Milk punch is a lighter, smoother libation unlike its eggnog cousin. It's an elegant cocktail with hints of vanilla, that can easily be enjoyed anytime of day, but preferably at brunch. There are probably as many recipes for this drink as there are restaurants in New Orleans. Whether you prefer bourbon, brandy, rum or a combination; heavy cream, milk or almond milk served on ice or blended up with or without a shot of espresso, this drink can be easily tailored to your taste.
Since it is the start of Mardi Gras season, the wife put down 2 rules:
1 - No eggs. Christmas has come and gone and so has the eggnog
2 - The recipe has to come from a New Orleans restaurant/chef
So she hit up her cookbooks and started with The New Orleans Restaurant Cookbook by Deirdre Stanforth featuring Brennan's (the original restaurant) Milk Punch and Timmy's Brandy Milk Punch from John Besh's My New Orleans. Since both recipes are essentially 3 parts cream/milk to 1 part liquor with sugar and vanilla thrown in, they came of as weak and bland.
Back to the drawing board, she tried numerous more cocktails before settling on the newer Brennan's Caribbean Milk Punch and the Brandy Milk Punch from Commander's Palace. Less milk, more sugar seemed to have the right balance. Her go to winner, was Brennan's. She loved the mix of rum to bourbon. And while their recipe calls specifically for Smith & Cross or Mt. Gay black barrel rum, the wife went with her usual Myers's (you like what you like). But certainly use what you like and what you have. The same goes for the dairy component. She used whole milk for both recipes because it's what we had.
Hopefully one of these will be to your liking. If not, I get it!
Brandy Milk Punch - Commander's Palace
2 oz brandy (Pierre Ferrand)
1 oz simple syrup
1/2 tsp vanilla extract
1 1/2 oz milk
Combine all ingredients in a cocktail shaker filled with ice. Shake till chilled and strain into a double old fashioned filled with ice.

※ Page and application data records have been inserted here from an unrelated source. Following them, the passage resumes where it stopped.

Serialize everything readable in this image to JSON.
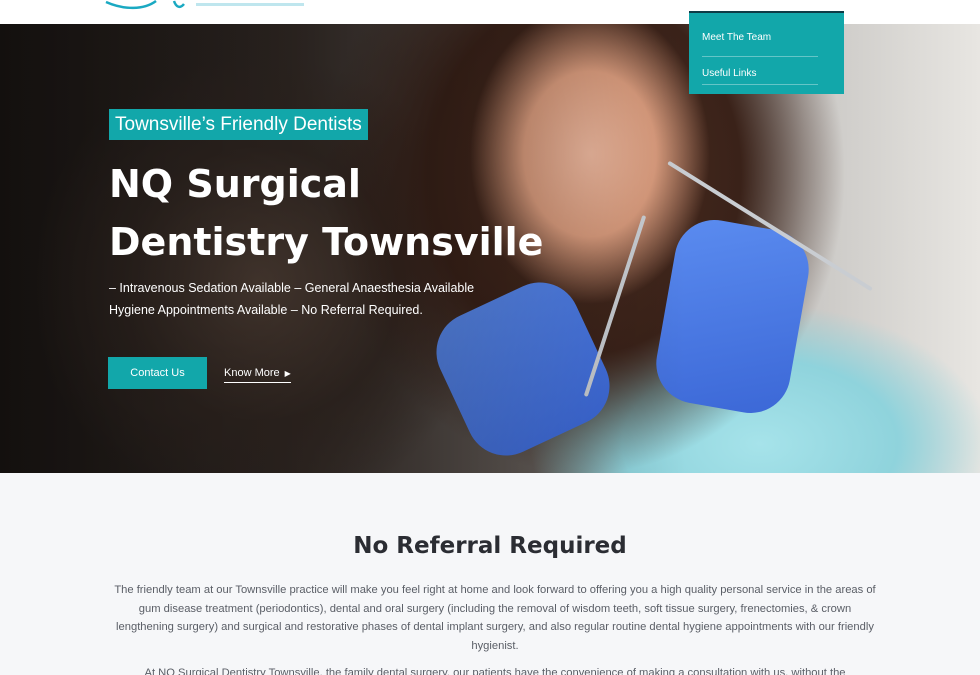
{
  "header": {
    "logo_alt": "NQ Surgical Dentistry logo"
  },
  "nav_dropdown": {
    "items": [
      "Meet The Team",
      "Useful Links"
    ]
  },
  "hero": {
    "tagline": "Townsville’s Friendly Dentists",
    "title_line1": "NQ Surgical",
    "title_line2": "Dentistry Townsville",
    "sub_line1": "– Intravenous Sedation Available – General Anaesthesia Available",
    "sub_line2": "Hygiene Appointments Available – No Referral Required.",
    "contact_label": "Contact Us",
    "know_more_label": "Know More",
    "arrow_icon": "play-arrow-icon"
  },
  "section": {
    "title": "No Referral Required",
    "paragraph1": "The friendly team at our Townsville practice will make you feel right at home and look forward to offering you a high quality personal service in the areas of gum disease treatment (periodontics), dental and oral surgery (including the removal of wisdom teeth, soft tissue surgery, frenectomies, & crown lengthening surgery) and surgical and restorative phases of dental implant surgery, and also regular routine dental hygiene appointments with our friendly hygienist.",
    "paragraph2": "At NQ Surgical Dentistry Townsville, the family dental surgery, our patients have the convenience of making a consultation with us, without the"
  },
  "colors": {
    "accent": "#12a7aa",
    "heading": "#2b2d33",
    "body_text": "#5a5e66",
    "background": "#f6f7f9"
  }
}
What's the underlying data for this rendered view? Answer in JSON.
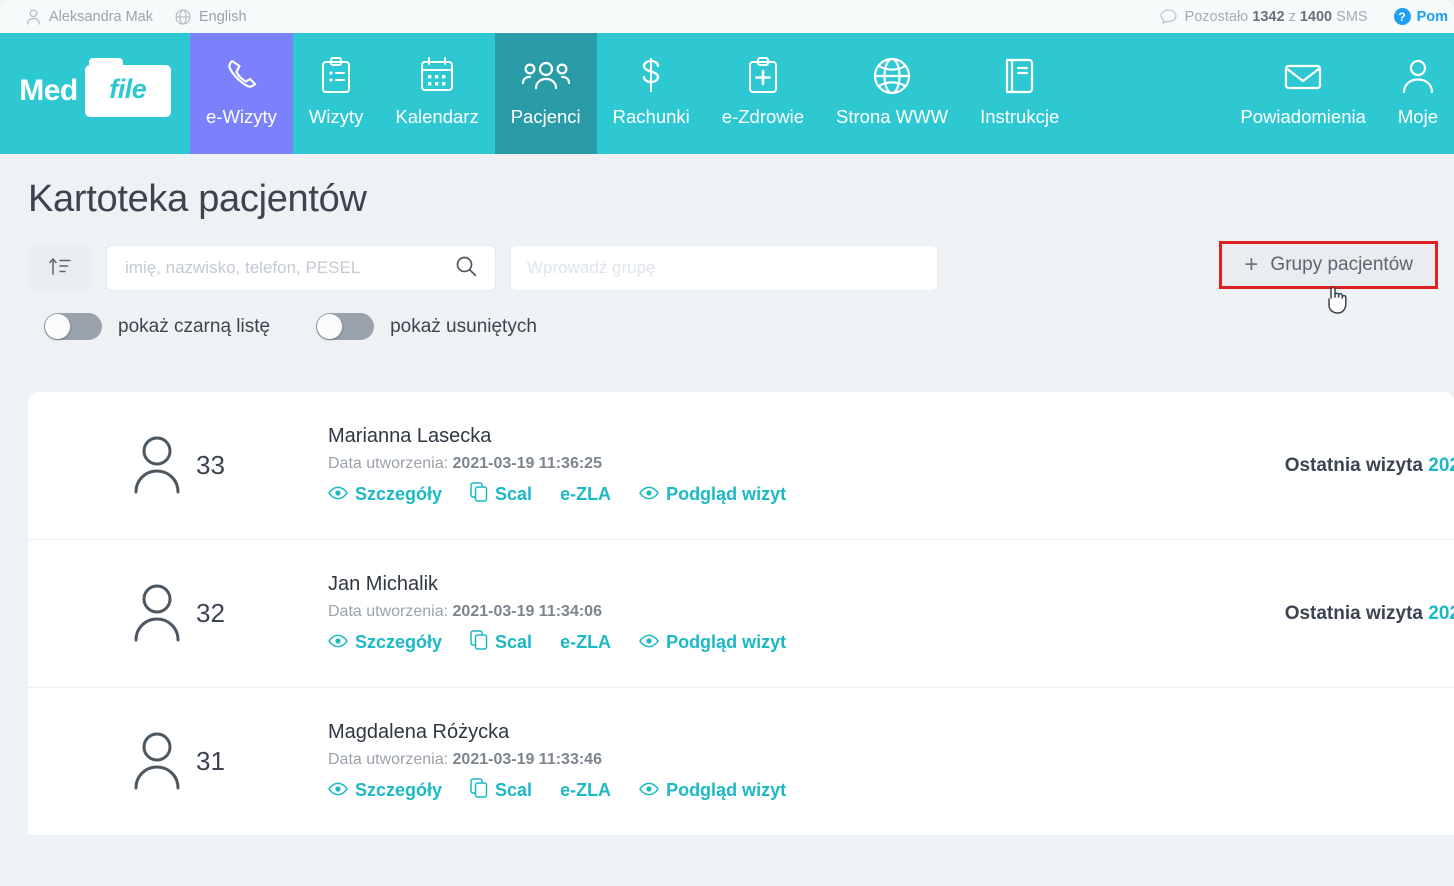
{
  "topbar": {
    "user_icon": "user-icon",
    "user_name": "Aleksandra Mak",
    "language_icon": "globe-icon",
    "language": "English",
    "sms_icon": "chat-bubble-icon",
    "sms_prefix": "Pozostało",
    "sms_remaining": "1342",
    "sms_middle": "z",
    "sms_total": "1400",
    "sms_suffix": "SMS",
    "help_icon": "question-circle-icon",
    "help_label": "Pom"
  },
  "brand": {
    "name_left": "Med",
    "name_right": "file"
  },
  "nav": {
    "items": [
      {
        "label": "e-Wizyty",
        "icon": "phone-handset-icon",
        "state": "purple"
      },
      {
        "label": "Wizyty",
        "icon": "clipboard-list-icon",
        "state": "default"
      },
      {
        "label": "Kalendarz",
        "icon": "calendar-icon",
        "state": "default"
      },
      {
        "label": "Pacjenci",
        "icon": "people-group-icon",
        "state": "active"
      },
      {
        "label": "Rachunki",
        "icon": "dollar-icon",
        "state": "default"
      },
      {
        "label": "e-Zdrowie",
        "icon": "clipboard-medical-icon",
        "state": "default"
      },
      {
        "label": "Strona WWW",
        "icon": "globe-icon",
        "state": "default"
      },
      {
        "label": "Instrukcje",
        "icon": "book-icon",
        "state": "default"
      }
    ],
    "right_items": [
      {
        "label": "Powiadomienia",
        "icon": "envelope-icon",
        "state": "default"
      },
      {
        "label": "Moje",
        "icon": "user-icon",
        "state": "default"
      }
    ]
  },
  "page": {
    "title": "Kartoteka pacjentów",
    "sort_icon": "sort-ascending-icon",
    "search": {
      "placeholder": "imię, nazwisko, telefon, PESEL",
      "value": "",
      "icon": "search-icon"
    },
    "group": {
      "placeholder": "Wprowadź grupę",
      "value": ""
    },
    "groups_button": {
      "plus": "+",
      "label": "Grupy pacjentów",
      "highlight_color": "#e02020"
    },
    "toggles": [
      {
        "label": "pokaż czarną listę",
        "checked": false
      },
      {
        "label": "pokaż usuniętych",
        "checked": false
      }
    ]
  },
  "list": {
    "date_label": "Data utworzenia:",
    "last_visit_label": "Ostatnia wizyta",
    "actions": [
      {
        "label": "Szczegóły",
        "icon": "eye-icon"
      },
      {
        "label": "Scal",
        "icon": "copy-icon"
      },
      {
        "label": "e-ZLA",
        "icon": "none"
      },
      {
        "label": "Podgląd wizyt",
        "icon": "eye-icon"
      }
    ],
    "patients": [
      {
        "id": "33",
        "name": "Marianna Lasecka",
        "created": "2021-03-19 11:36:25",
        "last_visit": "202"
      },
      {
        "id": "32",
        "name": "Jan Michalik",
        "created": "2021-03-19 11:34:06",
        "last_visit": "202"
      },
      {
        "id": "31",
        "name": "Magdalena Różycka",
        "created": "2021-03-19 11:33:46",
        "last_visit": ""
      }
    ]
  },
  "colors": {
    "teal": "#2ec8d3",
    "teal_active": "#2a9ca8",
    "purple": "#7b80fb",
    "link_teal": "#1bb8c6",
    "help_blue": "#1e9ff2",
    "highlight_red": "#e02020"
  }
}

Garnish with lightly grated nutmeg
Caribbean Milk Punch - Brennan's
1 oz dark rum
1/2 oz bourbon (Buffalo Trace)
1 oz vanilla infused simple syrup
1 oz heavy cream
Combine all ingredients in a cocktail shaker filled with ice. Shake till chilled and strain into a double old fashioned filled with ice. Garnish with lightly grated nutmeg.
Vanilla infused simple syrup (per serving)
Heat 1 tbsp sugar and 1 tbsp water in a microwave safe container for 30 sec or until sugar is dissolved. Add 1/8 tsp vanilla extract and let cool to room temp.